The programme should already be in place when the application is submitted. Too many instances of »TBA« are often rejected immediately, as juries are reluctant to grant carte blanche.

As the programme and line-up are so important, these details should be clear from the application at first glance. You should also make clear which works will be commissioned as part of the project (world premiere, German premiere, etc.)


Ensemble XYZ performs

  • Composer 1: »(Title of work)« for recorder, double bass and soprano (world premiere)
  • Composer 2: »(Title of work)«
  • Improvisation by the ensemble
  • Composer 3: »(Title of work)« (world premiere)
  • Composer 4: »(Title of work)«

You can also request statements on the individual works from the composers or artists. Such descriptions are usually not mandatory but may bolster your application.

Correction Round

Before the application is submitted, there should be several rounds of correction. You can give the text to a third party who ideally is not yet familiar with your project's concept. Ask them read the application for ten minutes and ask what stuck. If you subtract about 30% from this, you have a rough idea of what might stick in the minds of jury members who probably read 50 other applications on the same day. If you don't know anyone who can help you, then at least sleep on the text for one night. The next day, you will have a different perspective. Alternatively, you can read the text out loud to yourself. This is a great way to find stylistic errors and inconsistencies. Make a note of the places where you get stuck and rephrase as necessary.

Self-Introduction / Artistic Background

Juries are usually keen to find a balance between established artists and newcomers. In the case of already established artists and groups, jury members can often draw on impressions from concerts they have personally experienced in addition to the application.
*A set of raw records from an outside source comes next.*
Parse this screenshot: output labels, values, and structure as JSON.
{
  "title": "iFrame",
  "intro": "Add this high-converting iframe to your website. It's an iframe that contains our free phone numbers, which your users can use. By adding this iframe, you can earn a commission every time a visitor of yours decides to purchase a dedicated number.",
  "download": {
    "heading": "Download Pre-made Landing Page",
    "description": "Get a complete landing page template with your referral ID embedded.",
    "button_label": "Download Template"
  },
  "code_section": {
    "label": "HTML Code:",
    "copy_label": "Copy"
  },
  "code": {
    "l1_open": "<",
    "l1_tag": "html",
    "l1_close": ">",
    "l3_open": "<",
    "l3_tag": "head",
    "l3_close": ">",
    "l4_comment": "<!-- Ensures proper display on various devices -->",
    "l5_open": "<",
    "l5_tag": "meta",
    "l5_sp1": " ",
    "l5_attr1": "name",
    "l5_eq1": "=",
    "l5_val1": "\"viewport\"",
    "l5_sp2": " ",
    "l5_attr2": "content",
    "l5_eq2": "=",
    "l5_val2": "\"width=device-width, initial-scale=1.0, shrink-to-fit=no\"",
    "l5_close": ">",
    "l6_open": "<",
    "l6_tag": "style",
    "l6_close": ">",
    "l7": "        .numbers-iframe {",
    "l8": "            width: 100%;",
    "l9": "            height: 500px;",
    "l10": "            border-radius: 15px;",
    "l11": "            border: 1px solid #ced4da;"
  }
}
This tends not to be the case for younger artists, which is why information on their artistic background is all the more important to provide.

In the self-introduction or artistic background, you present yourself, your ensemble, collective, association or organisation with your objectives, convictions, working methods and references. What projects have you already realised, and with whom have you collaborated? To what extent do core values such as diversity, sustainability and innovation influence the design of your programme? What roles do your team members take on?

Ideally, your self-introduction clearly lines up with the project. A jury wants to know that you are familiar with the content and perhaps have even already done related work. You have no control over what else the jury learns about you. What you write about yourself in the application should be consistent with your internet presence.

Make sure that your self-introduction is up to date. It should contain key biographical data and information on your artistic expertise. Links to video and audio documentation of previous works don't hurt.

Very few people like to write about themselves. As the self-presentation has uses beyond the application, such as for your website, it may be worth asking a professional writer to take on the task.

Music Examples

Something many people don't realise is that the music example is the most important part of the application. The audio file being uploaded should be carefully considered. It needs to be of the highest musical quality and to represent the essence of the project. The name of the file should also be clear and explanatory.

Venue Confirmation / Letters of Intent

These almost always take longer to attain than you expect, so allow plenty of time. You can speed up the process by preparing the text or document for the partners yourself, so that they only need to sign.


Send the funding application to the respective office as early as possible. This will give the staff there the opportunity to carefully review the application and, if necessary, consult with you if the application needs to be revised or amended.

Come up with a (working) title that summarises the project well and will stick in the jury members' heads. It can be changed later.

Some committees give feedback on all projects, others only on request, and most, unfortunately, not at all. Be proactive about getting feedback from the office or jury members.